Yes, I too cringe at the title of this best-selling book of interrelated essays. But unfortunately it’s altogether appropriate. Mark Oppenheimer of the Unorthodox podcast calls it “the best collection of essays that I have read in a long, long time,” and I have to agree. Oppenheimer goes on to say that author Dara Horn “explains why so many prefer the mythologized, dead Jewish victim to the living Jew next door.” She does indeed explain that, in a dozen different case studies.

But that’s just one piece of the theme. Horn has written a truly important set of varied essays about today’s antisemitism, both overt and covert. As you might expect, it is horrifying and disturbing, but in some places it is surprisingly delightful and even amusing, albeit in a sarcastic way.

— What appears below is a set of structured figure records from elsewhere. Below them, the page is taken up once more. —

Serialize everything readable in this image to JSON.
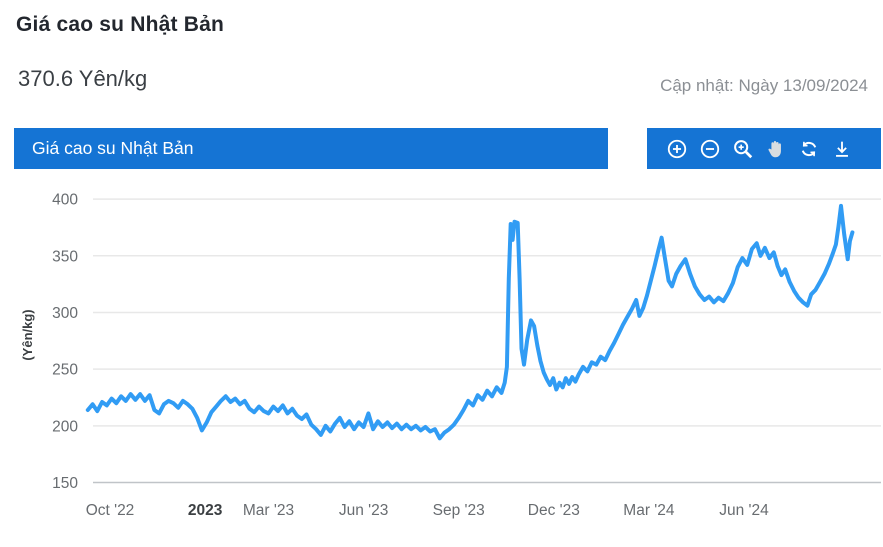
{
  "header": {
    "title": "Giá cao su Nhật Bản",
    "current_value": "370.6 Yên/kg",
    "updated": "Cập nhật: Ngày 13/09/2024"
  },
  "chart_panel": {
    "title": "Giá cao su Nhật Bản",
    "toolbar": [
      {
        "icon": "zoom-in-icon",
        "label": "Zoom in"
      },
      {
        "icon": "zoom-out-icon",
        "label": "Zoom out"
      },
      {
        "icon": "zoom-selection-icon",
        "label": "Selection zoom"
      },
      {
        "icon": "pan-hand-icon",
        "label": "Panning"
      },
      {
        "icon": "reset-zoom-icon",
        "label": "Reset zoom"
      },
      {
        "icon": "download-icon",
        "label": "Download"
      }
    ]
  },
  "colors": {
    "accent_blue": "#1574d4",
    "line_blue": "#319cf4",
    "grid": "#e8e8e8",
    "axis_line": "#c0c4c8",
    "tick_text": "#686c70",
    "tick_text_bold": "#3c4043",
    "icon_white": "#ffffff",
    "hand_gray": "#d9dde0"
  },
  "chart_data": {
    "type": "line",
    "title": "Giá cao su Nhật Bản",
    "ylabel": "(Yên/kg)",
    "x_unit": "months since 2022-09-01",
    "ylim": [
      150,
      410
    ],
    "yticks": [
      150,
      200,
      250,
      300,
      350,
      400
    ],
    "grid": "horizontal",
    "legend": false,
    "xticks": [
      {
        "label": "Oct '22",
        "t": 1,
        "bold": false
      },
      {
        "label": "2023",
        "t": 4,
        "bold": true
      },
      {
        "label": "Mar '23",
        "t": 6,
        "bold": false
      },
      {
        "label": "Jun '23",
        "t": 9,
        "bold": false
      },
      {
        "label": "Sep '23",
        "t": 12,
        "bold": false
      },
      {
        "label": "Dec '23",
        "t": 15,
        "bold": false
      },
      {
        "label": "Mar '24",
        "t": 18,
        "bold": false
      },
      {
        "label": "Jun '24",
        "t": 21,
        "bold": false
      }
    ],
    "series": [
      {
        "name": "Giá cao su Nhật Bản (Yên/kg)",
        "color": "#319cf4",
        "points": [
          [
            0.3,
            214
          ],
          [
            0.45,
            219
          ],
          [
            0.6,
            213
          ],
          [
            0.75,
            221
          ],
          [
            0.9,
            218
          ],
          [
            1.05,
            224
          ],
          [
            1.2,
            220
          ],
          [
            1.35,
            226
          ],
          [
            1.5,
            222
          ],
          [
            1.65,
            228
          ],
          [
            1.8,
            223
          ],
          [
            1.95,
            228
          ],
          [
            2.1,
            222
          ],
          [
            2.25,
            227
          ],
          [
            2.4,
            214
          ],
          [
            2.55,
            211
          ],
          [
            2.7,
            219
          ],
          [
            2.85,
            222
          ],
          [
            3.0,
            220
          ],
          [
            3.15,
            216
          ],
          [
            3.3,
            222
          ],
          [
            3.45,
            219
          ],
          [
            3.6,
            215
          ],
          [
            3.75,
            207
          ],
          [
            3.9,
            196
          ],
          [
            4.05,
            203
          ],
          [
            4.2,
            212
          ],
          [
            4.35,
            217
          ],
          [
            4.5,
            222
          ],
          [
            4.65,
            226
          ],
          [
            4.8,
            221
          ],
          [
            4.95,
            224
          ],
          [
            5.1,
            219
          ],
          [
            5.25,
            222
          ],
          [
            5.4,
            215
          ],
          [
            5.55,
            212
          ],
          [
            5.7,
            217
          ],
          [
            5.85,
            213
          ],
          [
            6.0,
            211
          ],
          [
            6.15,
            217
          ],
          [
            6.3,
            213
          ],
          [
            6.45,
            218
          ],
          [
            6.6,
            211
          ],
          [
            6.75,
            215
          ],
          [
            6.9,
            209
          ],
          [
            7.05,
            206
          ],
          [
            7.2,
            210
          ],
          [
            7.35,
            201
          ],
          [
            7.5,
            197
          ],
          [
            7.65,
            192
          ],
          [
            7.8,
            200
          ],
          [
            7.95,
            195
          ],
          [
            8.1,
            202
          ],
          [
            8.25,
            207
          ],
          [
            8.4,
            199
          ],
          [
            8.55,
            204
          ],
          [
            8.7,
            197
          ],
          [
            8.85,
            203
          ],
          [
            9.0,
            199
          ],
          [
            9.15,
            211
          ],
          [
            9.3,
            197
          ],
          [
            9.45,
            204
          ],
          [
            9.6,
            199
          ],
          [
            9.75,
            203
          ],
          [
            9.9,
            198
          ],
          [
            10.05,
            202
          ],
          [
            10.2,
            197
          ],
          [
            10.35,
            201
          ],
          [
            10.5,
            197
          ],
          [
            10.65,
            200
          ],
          [
            10.8,
            196
          ],
          [
            10.95,
            199
          ],
          [
            11.1,
            195
          ],
          [
            11.25,
            197
          ],
          [
            11.4,
            189
          ],
          [
            11.55,
            194
          ],
          [
            11.7,
            197
          ],
          [
            11.85,
            201
          ],
          [
            12.0,
            207
          ],
          [
            12.15,
            214
          ],
          [
            12.3,
            222
          ],
          [
            12.45,
            218
          ],
          [
            12.6,
            227
          ],
          [
            12.75,
            223
          ],
          [
            12.9,
            231
          ],
          [
            13.05,
            226
          ],
          [
            13.2,
            234
          ],
          [
            13.35,
            229
          ],
          [
            13.45,
            238
          ],
          [
            13.52,
            252
          ],
          [
            13.58,
            330
          ],
          [
            13.64,
            378
          ],
          [
            13.7,
            364
          ],
          [
            13.76,
            380
          ],
          [
            13.86,
            379
          ],
          [
            13.92,
            330
          ],
          [
            13.98,
            268
          ],
          [
            14.06,
            254
          ],
          [
            14.16,
            276
          ],
          [
            14.28,
            293
          ],
          [
            14.38,
            288
          ],
          [
            14.48,
            271
          ],
          [
            14.58,
            257
          ],
          [
            14.68,
            247
          ],
          [
            14.78,
            241
          ],
          [
            14.88,
            236
          ],
          [
            14.98,
            242
          ],
          [
            15.08,
            232
          ],
          [
            15.18,
            238
          ],
          [
            15.28,
            234
          ],
          [
            15.38,
            242
          ],
          [
            15.48,
            237
          ],
          [
            15.58,
            243
          ],
          [
            15.68,
            239
          ],
          [
            15.78,
            245
          ],
          [
            15.92,
            252
          ],
          [
            16.06,
            248
          ],
          [
            16.2,
            256
          ],
          [
            16.34,
            254
          ],
          [
            16.48,
            261
          ],
          [
            16.62,
            258
          ],
          [
            16.76,
            266
          ],
          [
            16.9,
            273
          ],
          [
            17.04,
            281
          ],
          [
            17.18,
            289
          ],
          [
            17.32,
            296
          ],
          [
            17.46,
            303
          ],
          [
            17.6,
            311
          ],
          [
            17.7,
            297
          ],
          [
            17.82,
            304
          ],
          [
            17.94,
            315
          ],
          [
            18.06,
            328
          ],
          [
            18.18,
            341
          ],
          [
            18.3,
            355
          ],
          [
            18.4,
            366
          ],
          [
            18.5,
            349
          ],
          [
            18.62,
            328
          ],
          [
            18.73,
            323
          ],
          [
            18.86,
            334
          ],
          [
            19.0,
            341
          ],
          [
            19.15,
            347
          ],
          [
            19.3,
            334
          ],
          [
            19.45,
            323
          ],
          [
            19.6,
            316
          ],
          [
            19.75,
            311
          ],
          [
            19.9,
            314
          ],
          [
            20.05,
            309
          ],
          [
            20.2,
            313
          ],
          [
            20.35,
            310
          ],
          [
            20.5,
            317
          ],
          [
            20.65,
            326
          ],
          [
            20.8,
            340
          ],
          [
            20.95,
            348
          ],
          [
            21.1,
            342
          ],
          [
            21.25,
            356
          ],
          [
            21.4,
            361
          ],
          [
            21.52,
            350
          ],
          [
            21.66,
            357
          ],
          [
            21.8,
            348
          ],
          [
            21.94,
            353
          ],
          [
            22.06,
            341
          ],
          [
            22.18,
            333
          ],
          [
            22.3,
            338
          ],
          [
            22.44,
            327
          ],
          [
            22.58,
            319
          ],
          [
            22.72,
            313
          ],
          [
            22.86,
            309
          ],
          [
            23.0,
            306
          ],
          [
            23.12,
            316
          ],
          [
            23.26,
            320
          ],
          [
            23.4,
            327
          ],
          [
            23.54,
            334
          ],
          [
            23.68,
            343
          ],
          [
            23.8,
            352
          ],
          [
            23.9,
            360
          ],
          [
            23.98,
            376
          ],
          [
            24.06,
            394
          ],
          [
            24.16,
            369
          ],
          [
            24.27,
            347
          ],
          [
            24.34,
            363
          ],
          [
            24.42,
            370.6
          ]
        ]
      }
    ]
  }
}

In the previous paragraph I referred to this collection as “truly important,” but what do I do about that? If I had read it when I was 24, rather than 74, it might have changed my life. But I’m not the same person that I was 50 years ago, and I don’t have the same opportunities. So I hand the torch to my current and former students, so that they might be able to do something—not to counter those who love dead Jews but those who hate live ones.

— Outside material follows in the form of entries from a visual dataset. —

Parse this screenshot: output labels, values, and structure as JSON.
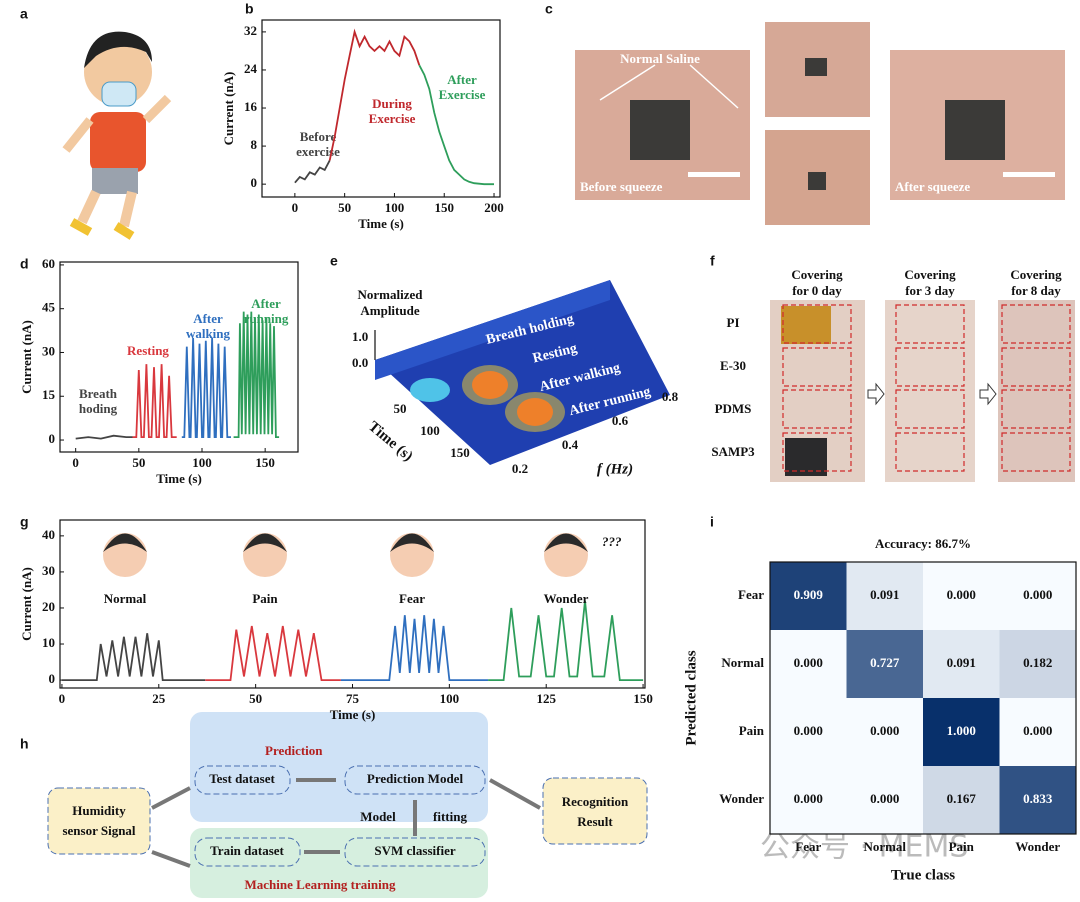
{
  "panel_labels": [
    "a",
    "b",
    "c",
    "d",
    "e",
    "f",
    "g",
    "h",
    "i"
  ],
  "chart_data": [
    {
      "type": "line",
      "xlabel": "Time (s)",
      "ylabel": "Current (nA)",
      "xlim": [
        -33,
        206
      ],
      "ylim": [
        -2.7,
        34.5
      ],
      "xticks": [
        0,
        50,
        100,
        150,
        200
      ],
      "yticks": [
        0,
        8,
        16,
        24,
        32
      ],
      "series": [
        {
          "name": "Before exercise",
          "color": "#444444",
          "x": [
            0,
            5,
            10,
            15,
            20,
            25,
            30,
            35
          ],
          "values": [
            0.3,
            1.5,
            1,
            2.5,
            2,
            3.5,
            3,
            5
          ]
        },
        {
          "name": "During Exercise",
          "color": "#c0282d",
          "x": [
            35,
            40,
            45,
            50,
            55,
            60,
            65,
            70,
            75,
            80,
            85,
            90,
            95,
            100,
            105,
            110,
            115,
            120,
            125
          ],
          "values": [
            5,
            10,
            16,
            22,
            27,
            32,
            29,
            31,
            29,
            28,
            29,
            28,
            30,
            28,
            27,
            31,
            30,
            28,
            25
          ]
        },
        {
          "name": "After Exercise",
          "color": "#2e9e5b",
          "x": [
            125,
            130,
            135,
            140,
            145,
            150,
            155,
            160,
            165,
            170,
            175,
            180,
            190,
            200
          ],
          "values": [
            25,
            23,
            20,
            15,
            11,
            8,
            5,
            3,
            2,
            1,
            0.5,
            0.2,
            0,
            0
          ]
        }
      ]
    },
    {
      "type": "line",
      "xlabel": "Time (s)",
      "ylabel": "Current (nA)",
      "xlim": [
        -12.4,
        176
      ],
      "ylim": [
        -4.1,
        61
      ],
      "xticks": [
        0,
        50,
        100,
        150
      ],
      "yticks": [
        0,
        15,
        30,
        45,
        60
      ],
      "series": [
        {
          "name": "Breath hoding",
          "color": "#444444",
          "x": [
            0,
            10,
            20,
            30,
            40,
            45
          ],
          "values": [
            0.5,
            1,
            0.5,
            1.5,
            1,
            1
          ]
        },
        {
          "name": "Resting",
          "color": "#d9383e",
          "x": [
            45,
            48,
            50,
            52,
            54,
            56,
            58,
            60,
            62,
            64,
            66,
            68,
            70,
            72,
            74,
            76,
            80
          ],
          "values": [
            1,
            1,
            24,
            1,
            1,
            26,
            1,
            1,
            25,
            1,
            1,
            26,
            1,
            1,
            22,
            1,
            1
          ]
        },
        {
          "name": "After walking",
          "color": "#2f6fbf",
          "x": [
            84,
            86,
            88,
            90,
            91,
            93,
            95,
            96,
            98,
            100,
            101,
            103,
            105,
            106,
            108,
            110,
            111,
            113,
            115,
            116,
            118,
            120,
            123
          ],
          "values": [
            1,
            1,
            32,
            1,
            1,
            35,
            1,
            1,
            33,
            1,
            1,
            34,
            1,
            1,
            35,
            1,
            1,
            33,
            1,
            1,
            32,
            1,
            1
          ]
        },
        {
          "name": "After running",
          "color": "#2e9e5b",
          "x": [
            125,
            129,
            130,
            131.5,
            133,
            134.5,
            136,
            137.5,
            139,
            140.5,
            142,
            143.5,
            145,
            146.5,
            148,
            149.5,
            151,
            152.5,
            154,
            155.5,
            157,
            158.5,
            161
          ],
          "values": [
            1,
            1,
            40,
            2,
            44,
            2,
            43,
            2,
            44,
            2,
            42,
            2,
            43,
            2,
            41,
            2,
            42,
            2,
            40,
            2,
            39,
            1,
            1
          ]
        }
      ]
    },
    {
      "type": "line",
      "xlabel": "Time (s)",
      "ylabel": "Current (nA)",
      "xlim": [
        -0.5,
        150.5
      ],
      "ylim": [
        -2.2,
        44.4
      ],
      "xticks": [
        0,
        25,
        50,
        75,
        100,
        125,
        150
      ],
      "yticks": [
        0,
        10,
        20,
        30,
        40
      ],
      "annotations": [
        "???"
      ],
      "series": [
        {
          "name": "Normal",
          "color": "#444444",
          "x": [
            0,
            9,
            10,
            11.5,
            13,
            14.5,
            16,
            17.5,
            19,
            20.5,
            22,
            23.5,
            25,
            26,
            37
          ],
          "values": [
            0,
            0,
            10,
            1,
            11,
            1,
            12,
            1,
            12,
            1,
            13,
            1,
            11,
            0,
            0
          ]
        },
        {
          "name": "Pain",
          "color": "#d9383e",
          "x": [
            37,
            43.5,
            45,
            47,
            49,
            51,
            53,
            55,
            57,
            59,
            61,
            63,
            65,
            67,
            72
          ],
          "values": [
            0,
            0,
            14,
            1,
            15,
            1,
            13,
            1,
            15,
            1,
            14,
            1,
            13,
            0,
            0
          ]
        },
        {
          "name": "Fear",
          "color": "#2f6fbf",
          "x": [
            72,
            84.5,
            86,
            87.2,
            88.5,
            89.8,
            91,
            92.2,
            93.5,
            94.8,
            96,
            97.2,
            98.5,
            100,
            110
          ],
          "values": [
            0,
            0,
            15,
            2,
            18,
            2,
            17,
            2,
            18,
            2,
            17,
            2,
            15,
            0,
            0
          ]
        },
        {
          "name": "Wonder",
          "color": "#2e9e5b",
          "x": [
            110,
            114,
            116,
            118,
            121,
            123,
            125,
            127,
            129,
            131,
            133,
            135,
            137,
            140,
            142,
            144,
            150
          ],
          "values": [
            0,
            0,
            20,
            1,
            1,
            18,
            1,
            1,
            20,
            1,
            1,
            22,
            1,
            1,
            18,
            0,
            0
          ]
        }
      ]
    },
    {
      "type": "heatmap",
      "title": "Accuracy: 86.7%",
      "xlabel": "True class",
      "ylabel": "Predicted class",
      "categories": [
        "Fear",
        "Normal",
        "Pain",
        "Wonder"
      ],
      "values": [
        [
          0.909,
          0.091,
          0,
          0
        ],
        [
          0,
          0.727,
          0.091,
          0.182
        ],
        [
          0,
          0,
          1,
          0
        ],
        [
          0,
          0,
          0.167,
          0.833
        ]
      ],
      "value_labels": [
        [
          "0.909",
          "0.091",
          "0.000",
          "0.000"
        ],
        [
          "0.000",
          "0.727",
          "0.091",
          "0.182"
        ],
        [
          "0.000",
          "0.000",
          "1.000",
          "0.000"
        ],
        [
          "0.000",
          "0.000",
          "0.167",
          "0.833"
        ]
      ]
    }
  ],
  "panel_c": {
    "label": "Normal Saline",
    "before": "Before squeeze",
    "after": "After squeeze"
  },
  "panel_e": {
    "zlabel": [
      "Normalized",
      "Amplitude"
    ],
    "zticks": [
      "1.0",
      "0.0"
    ],
    "traces": [
      "Breath holding",
      "Resting",
      "After walking",
      "After running"
    ],
    "ylabel": "Time (s)",
    "yticks": [
      "50",
      "100",
      "150"
    ],
    "xlabel": "f (Hz)",
    "xticks": [
      "0.2",
      "0.4",
      "0.6",
      "0.8"
    ]
  },
  "panel_f": {
    "columns": [
      [
        "Covering",
        "for 0 day"
      ],
      [
        "Covering",
        "for 3 day"
      ],
      [
        "Covering",
        "for 8 day"
      ]
    ],
    "rows": [
      "PI",
      "E-30",
      "PDMS",
      "SAMP3"
    ]
  },
  "panel_h": {
    "prediction": "Prediction",
    "test": "Test dataset",
    "model": "Prediction Model",
    "fit1": "Model",
    "fit2": "fitting",
    "input": [
      "Humidity",
      "sensor Signal"
    ],
    "train": "Train dataset",
    "svm": "SVM classifier",
    "training": "Machine Learning training",
    "result": [
      "Recognition",
      "Result"
    ]
  },
  "watermark": "公众号 · MEMS"
}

Or maybe the pandemic is just making me feel ineffectual and I’ll feel different a year from now. (The pandemic will end in 2022, right?)

Like pretty much any essay collection, the mostly first-rate writing can be occasionally uneven and essays can be only loosely related at times. No one sets out with the intention of writing a dozen essays on the same theme; if they did, they would simply write a standard nonfiction book with a beginning, a middle, and an end. The challenge is to take a bunch of already written essays, possibly with the addition of one or two just for the collection, and unite them with a common theme. Perhaps some reviewers who are bothered by their own difficulty in mentally connecting a couple of the essays to the title of the book are just too focused on the disturbing title, which looks to them like clickbait. But the title really does unite all the essays, especially if you expand it to include the implied contrast of loving dead Jews but hating live ones.

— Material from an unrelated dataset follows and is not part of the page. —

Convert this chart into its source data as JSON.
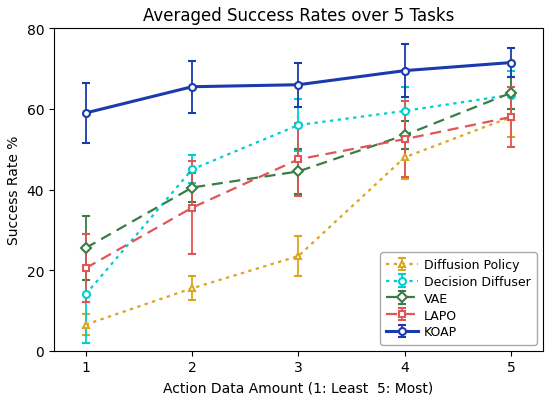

You are almost certain to learn a lot from reading these essays, especially if you are not an expert on Harbin or Varian Fry. (Who? What? Yes, that was my initial reaction as well.) You’ll even learn a new point of view about Anne Frank. I am not going to summarize the essays in any way; I’ll just close with four random points that struck me along the way:

  • When Horn tells people that their family name was not changed at Ellis Island, many of them become angry with her for dissing their great-grandfather or whatever! And yet it is well-known now that your name, whatever it might be, was not changed at Ellis Island. By now that myth should have been sufficiently debunked. But apparently not.
  • Horn’s doctorate was in Comparative Literature, or Comp Lit as my friends and I called it when we were undergraduates. It was rumored to be one of the three or four really difficult non-STEM concentrations, or “majors” as you probably called them (one other being the innocuously named Social Studies). My Comp Lit friends pointed out to me that the literature being compared was always English, French, German, Spanish, Italian, and/or Russian, so it didn’t surprise me that Horn received pushback for focusing on Hebrew and Yiddish literature instead.
  • I had never thought of my teaching priorities as having anything to do with my being Jewish, but Horn has made me think again (here and in many other places), as with this paragraph:

In the most recent Pew survey, 49 percent of American Jews claimed that a key part of their Jewish identity involved “being intellectually curious.” In other words, American Jews see themselves as people who don’t merely value their university degrees, but also their skepticism, their critical-thinking skills, and their refusal to take anything at face value.

        Yep, that’s me.

  • Finally, a quotation that goes far beyond these particular essays: “The story is more important than the history, because the story is the device that makes meaning.” And that’s true even when teaching mathematics.